Sa mère se manifeste également, dit l’artiste, dans son “besoin de raconter des histoires liées aux femmes”.
Dal-Pra n’est pas né dans une famille à tendance artistique, en soi. Sa mère travaillait dans la pharmacie et son père dans la construction. Mais encore, elle ne se souvient pas d’un moment où elle n’avait pas un crayon ou un crayon à la main. À l’université, Dal-Pra n’a pas poursuivi les beaux-arts, étudiant plutôt l’histoire de l’art et les arts appliqués. Elle venait de commencer à travailler comme directrice artistique à Bordeaux il y a quatre ans quand elle a brusquement arrêté et a commencé à peindre.
« Il y a des choses qu’on ne peut pas laisser passer », dit-elle à propos de sa décision de s’installer à Paris pour devenir peintre. « Je ne voulais pas que la peinture soit simplement mon passe-temps du dimanche – ce n’était pas possible », a-t-elle déclaré.

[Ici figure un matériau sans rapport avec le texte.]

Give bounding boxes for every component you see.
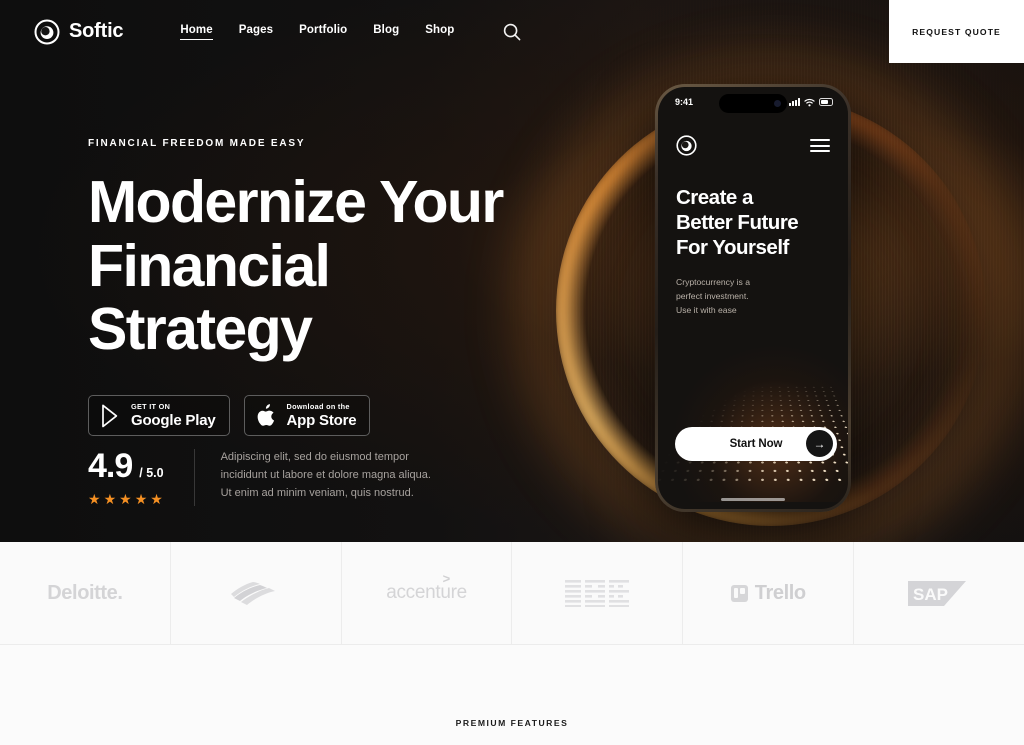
nav-links: Home Pages Portfolio Blog Shop	[180, 22, 522, 42]
phone-status-bar: 9:41	[658, 87, 848, 117]
accenture-caret-icon: >	[442, 571, 451, 586]
phone-subtitle-line-1: Cryptocurrency is a	[676, 277, 751, 287]
app-store-button[interactable]: Download on the App Store	[243, 395, 371, 437]
app-store-small-label: Download on the	[286, 402, 350, 412]
phone-status-icons	[789, 98, 833, 107]
phone-subtitle: Cryptocurrency is a perfect investment. …	[676, 276, 830, 318]
brand-name: Softic	[69, 20, 124, 42]
hero-eyebrow: FINANCIAL FREEDOM MADE EASY	[88, 138, 306, 149]
app-store-label: App Store	[286, 412, 357, 430]
dynamic-island	[719, 94, 787, 113]
phone-header	[658, 117, 848, 156]
logo-cell-trello[interactable]: Trello	[683, 542, 855, 644]
rating-score-block: 4.9 / 5.0 ★ ★ ★ ★ ★	[88, 449, 195, 506]
phone-title: Create a Better Future For Yourself	[676, 185, 830, 260]
hamburger-menu-icon[interactable]	[810, 139, 830, 152]
phone-mockup: 9:41 Create a Better Future For Yourself…	[655, 84, 851, 512]
phone-screen: 9:41 Create a Better Future For Yourself…	[658, 87, 848, 509]
features-eyebrow: PREMIUM FEATURES	[455, 718, 569, 728]
star-icon: ★	[88, 491, 101, 507]
phone-title-line-3: For Yourself	[676, 236, 789, 259]
nav-link-home[interactable]: Home	[180, 24, 213, 40]
client-logo-strip: Deloitte. accenture > Trello SAP	[0, 542, 1024, 645]
phone-title-line-1: Create a	[676, 186, 753, 209]
search-icon[interactable]	[502, 22, 522, 42]
start-now-label: Start Now	[729, 438, 783, 450]
logo-cell-deloitte[interactable]: Deloitte.	[0, 542, 171, 644]
battery-icon	[819, 98, 833, 106]
rating-score: 4.9	[88, 447, 133, 485]
google-play-label: Google Play	[131, 412, 216, 430]
phone-subtitle-line-3: Use it with ease	[676, 304, 737, 315]
home-indicator	[721, 497, 785, 501]
hero-title: Modernize Your Financial Strategy	[88, 169, 558, 363]
logo-cell-accenture[interactable]: accenture >	[342, 542, 513, 644]
signal-bars-icon	[789, 98, 800, 106]
hero-title-line-2: Financial Strategy	[88, 232, 331, 363]
accenture-logo: accenture >	[386, 571, 467, 604]
wifi-icon	[804, 98, 815, 106]
nav-link-pages[interactable]: Pages	[239, 24, 273, 39]
arrow-right-icon: →	[806, 430, 833, 457]
star-icon: ★	[150, 491, 163, 507]
google-play-small-label: GET IT ON	[131, 402, 171, 412]
features-title: Trusted app for business	[344, 741, 680, 745]
rating-out-of: / 5.0	[139, 466, 164, 480]
google-play-button[interactable]: GET IT ON Google Play	[88, 395, 230, 437]
svg-text:SAP: SAP	[913, 585, 948, 604]
logo-cell-sap[interactable]: SAP	[854, 542, 1024, 644]
star-icon: ★	[134, 491, 148, 507]
rating-block: 4.9 / 5.0 ★ ★ ★ ★ ★ Adipiscing elit, sed…	[88, 449, 436, 506]
request-quote-button[interactable]: REQUEST QUOTE	[889, 0, 1024, 63]
star-icon: ★	[119, 491, 132, 507]
features-section: PREMIUM FEATURES Trusted app for busines…	[0, 645, 1024, 745]
softic-circle-logo-icon	[34, 19, 60, 44]
star-icon: ★	[103, 491, 117, 507]
phone-title-line-2: Better Future	[676, 211, 799, 234]
front-camera-icon	[774, 100, 781, 107]
hero-copy: FINANCIAL FREEDOM MADE EASY Modernize Yo…	[88, 138, 558, 437]
hero-title-line-1: Modernize Your	[88, 169, 504, 235]
brand-logo[interactable]: Softic	[34, 19, 124, 45]
phone-subtitle-line-2: perfect investment.	[676, 290, 749, 301]
nav-link-portfolio[interactable]: Portfolio	[299, 24, 347, 39]
apple-icon	[257, 403, 274, 426]
deloitte-logo: Deloitte.	[47, 581, 123, 604]
rating-description: Adipiscing elit, sed do eiusmod tempor i…	[220, 451, 431, 499]
phone-status-time: 9:41	[675, 97, 694, 107]
logo-cell-ibm[interactable]	[512, 542, 684, 644]
ibm-logo-icon	[565, 579, 630, 607]
sap-logo-icon: SAP	[908, 580, 967, 606]
trello-logo: Trello	[754, 581, 806, 604]
trello-logo-icon	[730, 584, 748, 602]
nav-link-shop[interactable]: Shop	[425, 24, 454, 39]
main-navigation: Softic Home Pages Portfolio Blog Shop RE…	[0, 0, 1024, 63]
softic-circle-logo-icon	[676, 135, 697, 156]
logo-cell-bank-of-america[interactable]	[171, 542, 342, 644]
phone-body: Create a Better Future For Yourself Cryp…	[658, 156, 848, 318]
google-play-icon	[102, 404, 118, 428]
hero-section: Softic Home Pages Portfolio Blog Shop RE…	[0, 0, 1024, 542]
bank-of-america-logo-icon	[230, 582, 275, 605]
start-now-button[interactable]: Start Now →	[675, 427, 837, 461]
nav-link-blog[interactable]: Blog	[373, 24, 399, 39]
store-badges: GET IT ON Google Play Download on the Ap…	[88, 395, 558, 437]
accenture-wordmark: accenture	[386, 582, 467, 603]
rating-stars: ★ ★ ★ ★ ★	[88, 492, 164, 506]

En 2019, elle remporte le prix Laureate de la Artists’ Collecting Society qui lui vaut une résidence au Palazzo Monti, en Italie. Peu de temps après, le directeur artistique indépendant Nicolas Poillot la met en relation avec la Galerie Derouillon. “Nous avons vraiment senti qu’il y avait du potentiel, et c’était le début de quelque chose”, a déclaré Coindeau à propos de la première visite d’atelier avec Dal-Pra et le fondateur de la galerie Benjamin Derouillon. On lui a offert une exposition parisienne 2020, organisée par Poillot, qui a mis la relation en mouvement.
Quant à Massimo de Carlo, Barbieri a déclaré avoir découvert le travail de Dal-Pra sur Instagram pendant la pandémie. « Je ne savais rien de l’artiste. Totalement à l’improviste, j’ai vu une image et je l’ai adorée », a-t-elle déclaré. Barbieri a acheté l’une des peintures de Dal-Pra par l’intermédiaire de Derouillon, même si elle a dû attendre neuf mois pour la voir en personne, en raison des restrictions liées à la pandémie.
N’ayant pas emprunté la voie traditionnelle de l’école d’art, Dal-Pra admet qu’un peu de «syndrome d’imposture» peut être à l’origine d’au moins certaines de ses expériences hautement techniques et réalistes avec la peinture à l’huile. « J’adore me mettre au défi de peindre la transparence. C’est excitant de comprendre comment faire les choses correctement », a-t-elle déclaré. La signature de Dal-Pra, les surfaces translucides sont en effet une merveille habile. Elle travaille parfois avec un iPad comme outil de composition. Elle photographie ses peintures en cours, testant les effets de la lumière changeante et de la composition sur l’image numérique de l’œuvre, avant de poursuivre sa peinture. La raison, a-t-elle expliqué, est due à son processus lent de peinture à l’huile, qui ne pardonne pas l’expérimentation directement sur la toile.
Dans son atelier, Dal-Pra avait récemment travaillé sur la peinture d’une vitre embuée, comme dans une salle de bain embuée, avec une silhouette derrière. Dessus, il y avait une forme rapide et gestuelle comme si elle avait été griffonnée sur la surface humide par un doigt. Cela avait été sa première tentative sur le sujet, et elle l’avait réussi avec un talent étonnant.
“Le plus difficile est de trouver le bon toucher, de savoir quand s’arrêter et ne pas aller trop loin”, a déclaré Dal-Pra, de peur que le verre et sa translucidité humide ne deviennent impénétrables.